Отпущенник никогда не пользовался симпатиями Герона. Твердая манера этого человека всегда шла наперекор его ворчливому, капризному обращению, и поэтому ему доставляло большое удовлетворение заставить отпущенника почувствовать свое превосходство и похвастать перед ним тем воображаемым счастьем, которое предстояло его дому.

Но Андреас уже знал от придворного врача, что император сообщил послам своей матери о намерении жениться во второй раз, и именно на жительнице Александрии, дочери художника македонского происхождения.
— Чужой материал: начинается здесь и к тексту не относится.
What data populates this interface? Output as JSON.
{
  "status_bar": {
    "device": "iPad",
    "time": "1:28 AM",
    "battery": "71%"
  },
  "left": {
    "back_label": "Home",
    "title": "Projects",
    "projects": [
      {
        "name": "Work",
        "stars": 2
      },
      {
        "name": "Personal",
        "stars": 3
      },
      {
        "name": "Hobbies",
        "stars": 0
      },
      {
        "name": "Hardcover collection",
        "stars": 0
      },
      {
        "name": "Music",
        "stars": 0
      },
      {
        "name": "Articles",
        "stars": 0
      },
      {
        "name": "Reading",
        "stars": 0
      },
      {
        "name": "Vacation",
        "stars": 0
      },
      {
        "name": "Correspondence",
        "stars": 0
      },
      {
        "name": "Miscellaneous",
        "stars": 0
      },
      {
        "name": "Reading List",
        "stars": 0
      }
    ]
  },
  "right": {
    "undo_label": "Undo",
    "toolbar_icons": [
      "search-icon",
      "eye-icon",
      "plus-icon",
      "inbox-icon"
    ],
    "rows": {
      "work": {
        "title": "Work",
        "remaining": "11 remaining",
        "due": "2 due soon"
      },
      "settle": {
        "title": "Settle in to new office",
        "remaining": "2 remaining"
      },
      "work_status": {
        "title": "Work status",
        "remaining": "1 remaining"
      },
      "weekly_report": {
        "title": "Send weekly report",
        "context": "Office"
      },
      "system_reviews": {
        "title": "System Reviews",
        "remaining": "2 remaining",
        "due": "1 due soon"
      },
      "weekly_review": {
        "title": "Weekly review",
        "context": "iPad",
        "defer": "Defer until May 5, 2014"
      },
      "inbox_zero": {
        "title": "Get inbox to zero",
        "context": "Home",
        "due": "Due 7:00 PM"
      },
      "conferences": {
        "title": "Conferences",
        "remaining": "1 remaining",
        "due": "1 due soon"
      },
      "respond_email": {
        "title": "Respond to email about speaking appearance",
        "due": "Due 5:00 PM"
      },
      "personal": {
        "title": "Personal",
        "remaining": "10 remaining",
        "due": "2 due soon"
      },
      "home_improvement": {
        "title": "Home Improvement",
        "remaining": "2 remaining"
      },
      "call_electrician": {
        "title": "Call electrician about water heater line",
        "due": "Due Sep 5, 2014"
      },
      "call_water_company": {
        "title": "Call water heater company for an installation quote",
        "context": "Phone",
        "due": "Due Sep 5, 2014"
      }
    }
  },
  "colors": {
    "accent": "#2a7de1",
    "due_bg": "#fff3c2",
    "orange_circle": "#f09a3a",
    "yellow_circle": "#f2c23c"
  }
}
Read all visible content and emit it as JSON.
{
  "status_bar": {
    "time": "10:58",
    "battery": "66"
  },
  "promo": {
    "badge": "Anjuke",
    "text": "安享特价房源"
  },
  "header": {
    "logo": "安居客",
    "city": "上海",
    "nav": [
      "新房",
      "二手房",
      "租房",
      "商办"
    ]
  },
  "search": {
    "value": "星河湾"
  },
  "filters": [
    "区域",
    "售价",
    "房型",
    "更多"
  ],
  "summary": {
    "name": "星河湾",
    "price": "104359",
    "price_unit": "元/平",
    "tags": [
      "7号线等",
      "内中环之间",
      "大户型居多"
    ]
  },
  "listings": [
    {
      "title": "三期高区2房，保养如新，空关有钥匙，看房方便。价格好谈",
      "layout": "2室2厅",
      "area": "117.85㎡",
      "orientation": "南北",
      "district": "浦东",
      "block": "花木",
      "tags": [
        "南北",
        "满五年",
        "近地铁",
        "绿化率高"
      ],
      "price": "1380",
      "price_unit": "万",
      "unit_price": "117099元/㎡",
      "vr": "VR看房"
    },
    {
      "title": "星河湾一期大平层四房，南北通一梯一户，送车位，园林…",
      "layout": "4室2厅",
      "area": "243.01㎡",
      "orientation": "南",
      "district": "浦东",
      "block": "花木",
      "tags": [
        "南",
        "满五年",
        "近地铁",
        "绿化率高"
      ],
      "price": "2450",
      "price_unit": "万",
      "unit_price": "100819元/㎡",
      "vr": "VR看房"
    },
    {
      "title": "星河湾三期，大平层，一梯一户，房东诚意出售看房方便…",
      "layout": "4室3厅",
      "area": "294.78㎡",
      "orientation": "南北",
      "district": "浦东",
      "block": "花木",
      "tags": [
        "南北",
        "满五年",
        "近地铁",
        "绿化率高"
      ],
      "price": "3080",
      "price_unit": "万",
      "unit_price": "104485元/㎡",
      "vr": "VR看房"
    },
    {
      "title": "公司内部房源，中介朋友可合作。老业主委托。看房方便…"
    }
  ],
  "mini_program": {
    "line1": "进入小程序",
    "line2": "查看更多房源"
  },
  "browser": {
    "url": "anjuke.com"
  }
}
Тут дело могло идти только об одной Мелиссе, и это-то известие и побудило его так энергично настаивать на бегстве девушки.

Бледная, не в состоянии произнести ни одного слова, стояла Мелисса против отца; отпущенник схватил ее руку, бросил на Герона укоризненный взгляд и спокойно спросил его:

– И неужели у тебя действительно достанет мужества соединить судьбу этого милого ребенка с судьбою разбойника, забрызганного кровью?

– Достанет, – твердым тоном проговорил Герон, освобождая руку дочери из руки Андреаса.

Тогда последний с весьма выразительным пожатием плеч обратился спиною к художнику, а Мелисса бросилась вслед за ним, крепко уцепилась за него и воскликнула, обращаясь то к нему, то к отцу:

– Я сговорена с Диодором и крепко держусь за свою и его любовь; скажи ты ему это, Андреас! Что бы ни случилось, я буду принадлежать ему, только ему одному… Император…

– Не произноси никаких заклятий! – с гневом перебил ее Герон. – Клянусь великим Сераписом…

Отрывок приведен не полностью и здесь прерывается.